Job 12
By the time Job 12 opens, the rhythm of the book has set in. Each of Job's three friends has now given a full speech. Each has said essentially the same thing - that suffering is the receipt of sin, that Job's pain proves Job's hidden guilt, and that repentance is the only way back to restoration. And each has spoken from a posture of confident certainty. Job's reply in chapter 12 is the first time he answers all three of them at once, and the chapter opens with one of the Old Testament's most savage uses of sarcasm: No doubt but ye are the people, and wisdom shall die with you (12:2). The Hebrew is sharper than the English. Truly, you are the People; and with you wisdom will be buried. Job is calling his three friends out for what they have, in fact, been doing: assuming that all real wisdom about God lives in them, and that anyone who disagrees with their framework simply does not understand.

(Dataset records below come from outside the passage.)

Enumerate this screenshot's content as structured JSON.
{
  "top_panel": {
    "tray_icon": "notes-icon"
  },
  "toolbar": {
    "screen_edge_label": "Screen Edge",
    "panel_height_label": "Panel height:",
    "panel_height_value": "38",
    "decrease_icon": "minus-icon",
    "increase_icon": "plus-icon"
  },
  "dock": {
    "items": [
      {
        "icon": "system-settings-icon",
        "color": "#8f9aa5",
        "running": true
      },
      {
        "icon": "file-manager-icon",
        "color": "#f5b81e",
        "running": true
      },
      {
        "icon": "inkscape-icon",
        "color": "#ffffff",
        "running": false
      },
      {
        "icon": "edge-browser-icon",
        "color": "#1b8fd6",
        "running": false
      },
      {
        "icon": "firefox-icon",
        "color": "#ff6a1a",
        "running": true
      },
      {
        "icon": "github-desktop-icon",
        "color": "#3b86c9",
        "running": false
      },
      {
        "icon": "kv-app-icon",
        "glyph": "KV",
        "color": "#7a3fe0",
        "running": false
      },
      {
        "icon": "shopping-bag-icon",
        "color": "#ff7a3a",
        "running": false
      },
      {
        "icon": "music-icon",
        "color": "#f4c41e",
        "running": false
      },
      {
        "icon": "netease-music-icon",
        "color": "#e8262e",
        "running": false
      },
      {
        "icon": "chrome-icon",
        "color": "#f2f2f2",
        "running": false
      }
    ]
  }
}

The chapter's second movement (vv. 7-12) makes an argument from creation. Ask now the beasts, and they shall teach thee; and the fowls of the air, and they shall tell thee: or speak to the earth, and it shall teach thee: and the fishes of the sea shall declare unto thee. The friends' theology - that God's hand is in all things - is, Job says, so basic that the animals already know it. You do not need a sophisticated retribution-theology to see God's sovereignty in the world. The grass and the sparrow know that much.
And then, the chapter's climax (vv. 13-25): one of the most extensive solo meditations on the sovereignty of God anywhere in the Bible. In twelve verses Job piles up roughly fifteen verbs describing what God actually does with His power. He breaks down. He shuts up. He withholds. He sends out. He leads away. He makes judges fools. He looses the bonds of kings. He pours contempt on princes. He removes the speech of the trusted. He brings the darkness into light. He multiplies nations and destroys them. By the time the verbs stop, Job has demonstrated something his friends had not anticipated: he knows God's sovereignty more accurately than they do. His refusal to fit his own suffering into their tidy framework is not the failure of his theology. It is the strength of it.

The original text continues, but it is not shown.